Shajarizadeh, an Iranian women’s rights activist who fled the country in 2018 after being to prison twice, said not only has the country not “changed any misogynistic laws” since first working with the UN panel in 2010, but has “put more pressure on women’s rights activists, and in general on women.”
During her 42 years in the Islamic Republic, Shajarizadeh was arrested three times and actually sentenced to prison twice for protesting the country’s restrictive modesty laws requiring hijabs be worn by women when outdoors, in their cars or in any photos that appear on social media.
“I’m trying to be the voice of … my friends or other women inside [Iranian] prisons,” Shajarizadeh said before noting that her three arrests occurred “within three months” of each other.
The activist described her time behind bars, saying, “From the moment you get arrested, they do their best to break you.”
Shajarizadeh said she was only a victim of physical abuse once, saying she was “beaten up badly” for talking back to guards when their sexual harassment and taunting became too much to bare.
After that encounter, she said, she realized that “there’s no one there to help you because you’re not allowed to contact your lawyer or your family, and they keep telling you you’re alone and nobody’s here to help you. They try to wreck you.”
After the country’s 1979 Islamic Revolution, Iranian women were stripped of fundamental rights, some of which they previously had under the Shah.
Women are not permitted by the government to have certain jobs, and must remain covered in public as a result of mandatory headscarf laws.
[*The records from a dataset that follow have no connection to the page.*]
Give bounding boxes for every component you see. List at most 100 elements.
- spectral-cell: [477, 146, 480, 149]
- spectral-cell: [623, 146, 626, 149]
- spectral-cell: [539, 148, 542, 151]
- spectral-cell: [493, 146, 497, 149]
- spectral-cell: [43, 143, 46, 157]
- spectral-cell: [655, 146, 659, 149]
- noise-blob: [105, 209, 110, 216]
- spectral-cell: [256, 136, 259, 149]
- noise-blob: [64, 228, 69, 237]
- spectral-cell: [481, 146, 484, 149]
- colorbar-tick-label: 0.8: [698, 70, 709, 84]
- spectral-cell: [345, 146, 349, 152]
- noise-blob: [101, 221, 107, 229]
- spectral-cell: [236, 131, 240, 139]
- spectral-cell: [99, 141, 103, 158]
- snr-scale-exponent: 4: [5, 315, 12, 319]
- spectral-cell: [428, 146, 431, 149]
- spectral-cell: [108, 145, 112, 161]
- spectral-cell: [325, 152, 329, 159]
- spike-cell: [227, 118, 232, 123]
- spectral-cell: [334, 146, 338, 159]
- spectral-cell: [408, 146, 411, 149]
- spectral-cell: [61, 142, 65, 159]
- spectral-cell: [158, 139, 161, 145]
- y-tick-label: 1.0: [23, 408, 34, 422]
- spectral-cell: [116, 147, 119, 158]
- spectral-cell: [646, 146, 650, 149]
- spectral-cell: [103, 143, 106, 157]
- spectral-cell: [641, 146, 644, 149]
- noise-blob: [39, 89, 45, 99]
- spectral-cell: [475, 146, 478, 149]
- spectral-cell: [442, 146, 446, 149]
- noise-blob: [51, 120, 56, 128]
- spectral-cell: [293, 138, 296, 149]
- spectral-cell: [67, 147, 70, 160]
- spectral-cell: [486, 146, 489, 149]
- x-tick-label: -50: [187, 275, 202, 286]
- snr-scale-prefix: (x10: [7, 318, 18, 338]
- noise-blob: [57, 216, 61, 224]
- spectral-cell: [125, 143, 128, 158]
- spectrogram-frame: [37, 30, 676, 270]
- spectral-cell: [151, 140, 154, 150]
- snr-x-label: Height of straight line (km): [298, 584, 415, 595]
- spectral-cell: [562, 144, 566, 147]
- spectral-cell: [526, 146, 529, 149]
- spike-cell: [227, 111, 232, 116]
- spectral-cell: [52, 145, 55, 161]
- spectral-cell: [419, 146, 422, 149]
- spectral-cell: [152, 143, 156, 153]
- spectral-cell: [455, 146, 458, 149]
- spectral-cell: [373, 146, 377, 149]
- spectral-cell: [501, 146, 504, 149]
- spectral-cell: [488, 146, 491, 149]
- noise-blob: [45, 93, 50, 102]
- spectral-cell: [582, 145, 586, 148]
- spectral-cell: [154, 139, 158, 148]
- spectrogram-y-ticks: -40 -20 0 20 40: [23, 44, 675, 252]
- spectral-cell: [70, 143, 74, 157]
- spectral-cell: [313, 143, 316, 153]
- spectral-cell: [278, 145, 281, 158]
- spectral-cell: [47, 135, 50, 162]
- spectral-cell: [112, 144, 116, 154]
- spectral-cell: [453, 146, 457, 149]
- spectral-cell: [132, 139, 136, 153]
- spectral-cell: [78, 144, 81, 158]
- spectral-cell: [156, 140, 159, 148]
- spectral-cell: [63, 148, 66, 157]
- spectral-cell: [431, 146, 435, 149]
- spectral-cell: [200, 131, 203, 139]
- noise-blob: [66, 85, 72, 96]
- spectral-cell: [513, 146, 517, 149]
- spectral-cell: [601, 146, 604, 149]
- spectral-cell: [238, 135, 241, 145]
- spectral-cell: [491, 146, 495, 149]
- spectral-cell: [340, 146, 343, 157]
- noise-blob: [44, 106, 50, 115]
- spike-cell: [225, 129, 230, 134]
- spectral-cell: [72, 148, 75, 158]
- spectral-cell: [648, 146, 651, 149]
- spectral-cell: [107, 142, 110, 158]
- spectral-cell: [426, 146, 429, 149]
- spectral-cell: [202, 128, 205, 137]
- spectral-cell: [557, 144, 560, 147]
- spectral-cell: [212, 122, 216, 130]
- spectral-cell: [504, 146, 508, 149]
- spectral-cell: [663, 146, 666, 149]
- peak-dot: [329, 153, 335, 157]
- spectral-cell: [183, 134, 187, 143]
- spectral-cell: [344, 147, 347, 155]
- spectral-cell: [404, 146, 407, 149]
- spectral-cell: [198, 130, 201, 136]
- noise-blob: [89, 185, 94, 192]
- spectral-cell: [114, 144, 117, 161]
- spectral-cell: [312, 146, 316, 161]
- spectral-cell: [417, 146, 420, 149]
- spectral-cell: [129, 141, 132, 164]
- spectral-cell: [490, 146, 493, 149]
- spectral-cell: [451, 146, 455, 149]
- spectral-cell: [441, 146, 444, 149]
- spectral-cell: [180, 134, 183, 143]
Daughters are under the supervision of their fathers, and wives are to follow the orders of their husbands. This means not going outdoors without spousal permission.
Aside from being forced to wear hijabs and lacking basic freedoms, women in Iran have no laws protecting them from spousal abuse or forced marriages.
Federal law in Iran permits a 13-year-old to marry, and they require parental consent if the child is to be married any younger than that.
The flurry of regressive and dangerous policies make the country an odd choice to lead on women’s issues for the UN.
Last Tuesday, the UN’s Economic and Social Council elected Iran — along with China, Japan, Lebanon and Pakistan — to the Commission on the Status of Women, the principal team handling “the promotion of gender equality and the empowerment of women.”
China and Japan were already commission members, and last week’s vote marked their re-elections.
Iran had been elected to the body previously — in 2010 — but was not a sitting member when it was re-elected last week.
Shajarizadeh went on to say that she had received a considerable amount of positive feedback from other women’s rights activists around the world to her protest of Iran’s treatment of women.
“We don’t know which countries voted for Iran, but we’re gonna hold them accountable for this vote,” she pledged of the UN member states which voted to elect Iran to the council.
As for those working at the agency, just last month, Javaid Rehman, UN special rapporteur on human rights in Iran, slammed the nation’s treatment of women.
“[E]gregious gender-based discrimination persists in law, practice and societal attitudes, disempowering women and girls from participating and contributing in society,” Rehman said in his annual address to the Human Rights Council, noting “some positive steps” for Iranian females in education and other rights.